This Amendment No. 1 does not otherwise change or update the information in the Form 8-K as originally filed.
Item 8.01 Other Events
FOR IMMEDIATE RELEASE
Contact:
Jill Swartz
Spotlight Communication
(949) 427-5172 ext. 701
Jill@spotlightmarcom.com
John Alderfer
President, MVP REIT, Inc.
(702) 534-5577
jalderfer@mvpreit.com
MVP REIT, Inc. Declared Effective by the
U.S. Securities and Exchange Commission
LAS VEGAS, Nev. (September 26, 2012) – MVP REIT, Inc. today announced that its registration statement pertaining to an initial public offering of up to $500 million in common stock was declared effective by the United States Securities and Exchange Commission on September 25, 2012. In declaring the registration statement effective, the Securities and Exchange Commission has not approved or disapproved our common stock or determined if the prospectus included in the registration statement is truthful or complete.

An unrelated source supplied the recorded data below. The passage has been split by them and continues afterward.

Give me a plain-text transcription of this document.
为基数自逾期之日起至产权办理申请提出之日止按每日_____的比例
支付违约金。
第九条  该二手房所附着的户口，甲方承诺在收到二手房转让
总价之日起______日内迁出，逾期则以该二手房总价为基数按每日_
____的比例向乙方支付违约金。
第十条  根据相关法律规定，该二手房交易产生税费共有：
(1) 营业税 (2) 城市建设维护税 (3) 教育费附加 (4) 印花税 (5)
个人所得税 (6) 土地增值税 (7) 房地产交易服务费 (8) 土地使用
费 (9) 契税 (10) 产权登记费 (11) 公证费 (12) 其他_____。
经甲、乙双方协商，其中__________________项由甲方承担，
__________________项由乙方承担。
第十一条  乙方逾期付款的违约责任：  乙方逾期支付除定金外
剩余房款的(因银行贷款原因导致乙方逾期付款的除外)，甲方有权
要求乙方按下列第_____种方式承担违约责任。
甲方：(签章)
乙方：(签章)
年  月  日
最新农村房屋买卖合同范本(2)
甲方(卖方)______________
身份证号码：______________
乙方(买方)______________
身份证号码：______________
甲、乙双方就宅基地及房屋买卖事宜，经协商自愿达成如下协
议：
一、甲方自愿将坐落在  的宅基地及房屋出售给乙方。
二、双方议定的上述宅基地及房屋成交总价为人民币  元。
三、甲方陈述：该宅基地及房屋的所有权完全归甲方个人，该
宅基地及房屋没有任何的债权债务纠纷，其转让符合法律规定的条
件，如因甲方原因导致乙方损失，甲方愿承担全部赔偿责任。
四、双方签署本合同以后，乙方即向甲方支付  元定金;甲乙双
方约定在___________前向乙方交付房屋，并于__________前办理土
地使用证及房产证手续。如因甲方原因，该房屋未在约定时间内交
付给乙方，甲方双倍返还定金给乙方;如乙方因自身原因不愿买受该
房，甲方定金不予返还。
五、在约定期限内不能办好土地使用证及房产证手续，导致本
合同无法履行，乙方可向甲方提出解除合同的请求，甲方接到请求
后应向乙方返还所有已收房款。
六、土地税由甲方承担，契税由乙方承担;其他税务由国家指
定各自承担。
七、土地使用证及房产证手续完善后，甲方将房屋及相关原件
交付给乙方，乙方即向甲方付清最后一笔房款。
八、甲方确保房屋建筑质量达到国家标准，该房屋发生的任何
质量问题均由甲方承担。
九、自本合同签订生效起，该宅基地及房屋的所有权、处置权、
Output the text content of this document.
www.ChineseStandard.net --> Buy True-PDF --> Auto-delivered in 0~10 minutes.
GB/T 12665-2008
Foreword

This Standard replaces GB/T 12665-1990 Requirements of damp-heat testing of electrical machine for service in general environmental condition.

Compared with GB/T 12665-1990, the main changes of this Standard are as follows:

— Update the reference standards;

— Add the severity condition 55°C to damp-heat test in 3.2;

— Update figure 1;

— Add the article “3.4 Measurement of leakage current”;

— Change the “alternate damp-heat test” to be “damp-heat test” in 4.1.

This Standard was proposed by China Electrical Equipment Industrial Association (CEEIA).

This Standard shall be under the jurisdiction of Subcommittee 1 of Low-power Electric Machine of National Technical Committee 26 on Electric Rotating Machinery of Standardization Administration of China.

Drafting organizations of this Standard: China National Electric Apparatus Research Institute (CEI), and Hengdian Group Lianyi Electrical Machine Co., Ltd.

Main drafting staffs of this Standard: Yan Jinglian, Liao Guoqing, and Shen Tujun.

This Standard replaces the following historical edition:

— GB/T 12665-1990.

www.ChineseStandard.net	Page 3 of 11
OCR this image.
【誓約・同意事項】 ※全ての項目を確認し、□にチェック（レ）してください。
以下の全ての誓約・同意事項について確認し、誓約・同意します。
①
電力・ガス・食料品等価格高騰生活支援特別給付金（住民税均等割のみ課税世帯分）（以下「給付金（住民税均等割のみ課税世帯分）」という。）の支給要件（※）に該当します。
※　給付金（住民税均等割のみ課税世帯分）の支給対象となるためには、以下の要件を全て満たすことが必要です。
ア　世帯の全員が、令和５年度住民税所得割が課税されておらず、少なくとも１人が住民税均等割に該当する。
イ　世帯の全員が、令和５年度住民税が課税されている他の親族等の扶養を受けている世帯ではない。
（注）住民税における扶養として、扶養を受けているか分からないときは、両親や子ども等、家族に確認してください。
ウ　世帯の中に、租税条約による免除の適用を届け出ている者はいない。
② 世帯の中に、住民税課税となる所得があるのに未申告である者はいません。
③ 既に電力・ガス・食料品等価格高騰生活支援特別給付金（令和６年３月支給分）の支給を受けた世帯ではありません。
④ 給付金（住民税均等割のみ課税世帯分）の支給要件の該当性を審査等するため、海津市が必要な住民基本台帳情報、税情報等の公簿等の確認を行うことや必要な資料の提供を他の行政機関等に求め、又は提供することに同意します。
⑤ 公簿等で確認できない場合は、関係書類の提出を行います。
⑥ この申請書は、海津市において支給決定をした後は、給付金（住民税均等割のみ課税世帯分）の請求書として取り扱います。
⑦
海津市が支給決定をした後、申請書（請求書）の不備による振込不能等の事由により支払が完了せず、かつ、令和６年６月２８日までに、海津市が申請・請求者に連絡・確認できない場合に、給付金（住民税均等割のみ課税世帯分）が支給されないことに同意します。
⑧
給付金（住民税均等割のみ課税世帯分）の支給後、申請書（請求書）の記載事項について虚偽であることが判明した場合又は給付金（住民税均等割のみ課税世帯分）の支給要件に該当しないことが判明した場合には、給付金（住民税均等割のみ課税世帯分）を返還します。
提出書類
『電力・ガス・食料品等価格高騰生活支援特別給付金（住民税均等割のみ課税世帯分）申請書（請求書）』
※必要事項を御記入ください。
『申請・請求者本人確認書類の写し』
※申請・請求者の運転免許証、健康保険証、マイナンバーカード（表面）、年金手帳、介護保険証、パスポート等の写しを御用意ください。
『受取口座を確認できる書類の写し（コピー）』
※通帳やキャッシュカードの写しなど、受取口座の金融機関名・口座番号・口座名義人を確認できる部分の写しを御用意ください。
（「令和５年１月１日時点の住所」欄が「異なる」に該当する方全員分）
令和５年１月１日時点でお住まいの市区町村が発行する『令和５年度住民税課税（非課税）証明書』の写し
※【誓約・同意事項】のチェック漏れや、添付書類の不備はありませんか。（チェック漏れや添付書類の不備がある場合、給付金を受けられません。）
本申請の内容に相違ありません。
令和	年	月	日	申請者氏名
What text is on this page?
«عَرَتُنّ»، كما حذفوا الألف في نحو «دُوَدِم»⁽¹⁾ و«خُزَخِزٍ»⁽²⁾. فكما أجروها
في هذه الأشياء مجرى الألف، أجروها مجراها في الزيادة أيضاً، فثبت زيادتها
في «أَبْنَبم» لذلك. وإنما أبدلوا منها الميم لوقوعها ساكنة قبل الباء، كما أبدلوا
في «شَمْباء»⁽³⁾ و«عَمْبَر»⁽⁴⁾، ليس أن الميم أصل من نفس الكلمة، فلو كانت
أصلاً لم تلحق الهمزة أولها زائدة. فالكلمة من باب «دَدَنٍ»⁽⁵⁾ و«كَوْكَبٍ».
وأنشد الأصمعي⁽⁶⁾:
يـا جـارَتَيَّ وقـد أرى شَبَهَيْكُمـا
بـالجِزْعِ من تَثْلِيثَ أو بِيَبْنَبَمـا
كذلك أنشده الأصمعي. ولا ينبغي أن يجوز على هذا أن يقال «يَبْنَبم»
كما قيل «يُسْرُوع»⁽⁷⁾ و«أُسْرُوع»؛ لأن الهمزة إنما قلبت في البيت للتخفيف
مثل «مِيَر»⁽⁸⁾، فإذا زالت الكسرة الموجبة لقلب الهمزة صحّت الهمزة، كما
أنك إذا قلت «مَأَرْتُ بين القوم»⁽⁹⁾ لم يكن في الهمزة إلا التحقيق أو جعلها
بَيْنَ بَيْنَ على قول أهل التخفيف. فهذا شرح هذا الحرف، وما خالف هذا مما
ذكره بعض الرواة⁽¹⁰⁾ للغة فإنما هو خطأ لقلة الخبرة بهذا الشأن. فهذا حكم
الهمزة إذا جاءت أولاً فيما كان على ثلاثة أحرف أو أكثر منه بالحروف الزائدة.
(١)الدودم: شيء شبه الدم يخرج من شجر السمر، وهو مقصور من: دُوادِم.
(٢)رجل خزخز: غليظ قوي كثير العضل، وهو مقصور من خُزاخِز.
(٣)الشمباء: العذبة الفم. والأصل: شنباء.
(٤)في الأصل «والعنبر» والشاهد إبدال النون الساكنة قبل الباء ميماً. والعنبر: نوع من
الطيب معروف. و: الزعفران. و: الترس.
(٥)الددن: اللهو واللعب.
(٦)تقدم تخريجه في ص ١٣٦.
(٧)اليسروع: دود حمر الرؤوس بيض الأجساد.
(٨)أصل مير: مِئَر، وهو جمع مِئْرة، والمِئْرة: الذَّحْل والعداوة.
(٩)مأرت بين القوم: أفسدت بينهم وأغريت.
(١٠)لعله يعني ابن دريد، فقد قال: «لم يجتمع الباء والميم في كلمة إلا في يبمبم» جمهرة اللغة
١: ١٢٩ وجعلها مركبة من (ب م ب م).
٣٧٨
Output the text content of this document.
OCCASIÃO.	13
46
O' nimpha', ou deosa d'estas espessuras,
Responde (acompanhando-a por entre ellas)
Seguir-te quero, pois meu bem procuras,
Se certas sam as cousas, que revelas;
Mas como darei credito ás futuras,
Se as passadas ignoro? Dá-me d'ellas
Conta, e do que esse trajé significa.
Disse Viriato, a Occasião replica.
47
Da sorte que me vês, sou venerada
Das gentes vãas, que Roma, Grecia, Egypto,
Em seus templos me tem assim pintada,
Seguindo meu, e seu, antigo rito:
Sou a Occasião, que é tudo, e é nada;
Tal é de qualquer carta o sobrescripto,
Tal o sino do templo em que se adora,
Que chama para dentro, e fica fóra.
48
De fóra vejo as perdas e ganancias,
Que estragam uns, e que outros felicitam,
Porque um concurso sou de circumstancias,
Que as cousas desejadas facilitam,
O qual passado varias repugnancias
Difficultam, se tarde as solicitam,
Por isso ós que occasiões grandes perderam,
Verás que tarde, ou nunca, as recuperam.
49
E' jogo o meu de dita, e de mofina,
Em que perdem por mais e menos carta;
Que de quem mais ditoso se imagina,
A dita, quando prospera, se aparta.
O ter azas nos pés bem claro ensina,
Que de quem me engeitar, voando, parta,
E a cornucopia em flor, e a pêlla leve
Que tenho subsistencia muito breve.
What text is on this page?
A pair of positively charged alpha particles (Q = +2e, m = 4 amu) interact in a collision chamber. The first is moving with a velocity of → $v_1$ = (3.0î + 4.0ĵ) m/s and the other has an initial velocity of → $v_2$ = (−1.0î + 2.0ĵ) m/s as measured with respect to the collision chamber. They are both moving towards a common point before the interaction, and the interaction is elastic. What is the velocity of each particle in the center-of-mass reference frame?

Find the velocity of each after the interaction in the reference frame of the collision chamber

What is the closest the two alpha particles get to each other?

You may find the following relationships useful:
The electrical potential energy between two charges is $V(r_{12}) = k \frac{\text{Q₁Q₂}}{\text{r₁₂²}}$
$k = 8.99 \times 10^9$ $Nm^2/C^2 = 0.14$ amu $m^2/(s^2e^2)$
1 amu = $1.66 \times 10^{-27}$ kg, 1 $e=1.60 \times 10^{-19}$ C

MVP REIT is a publicly registered, non-traded hybrid real estate investment trust offering up to 55,555,556 shares of its common stock for sale at $9.00 per share and up to an additional 5,555,556 shares of its common stock for issuance under its distribution reinvestment plan at $9.00 per share.
MVP REIT intends to use the proceeds from the offering to invest in a diversified portfolio of income-producing commercial real estate properties and loans secured by commercial real estate, as well as to pay expenses and fees associated with the offering. The REIT intends to primarily acquire assets located in the Western and Southwestern United States.
Qualified investors must invest a minimum of $4,500 to be eligible to participate in the offering. IRAs and other qualified retirement plans have a minimum investment of $1,350.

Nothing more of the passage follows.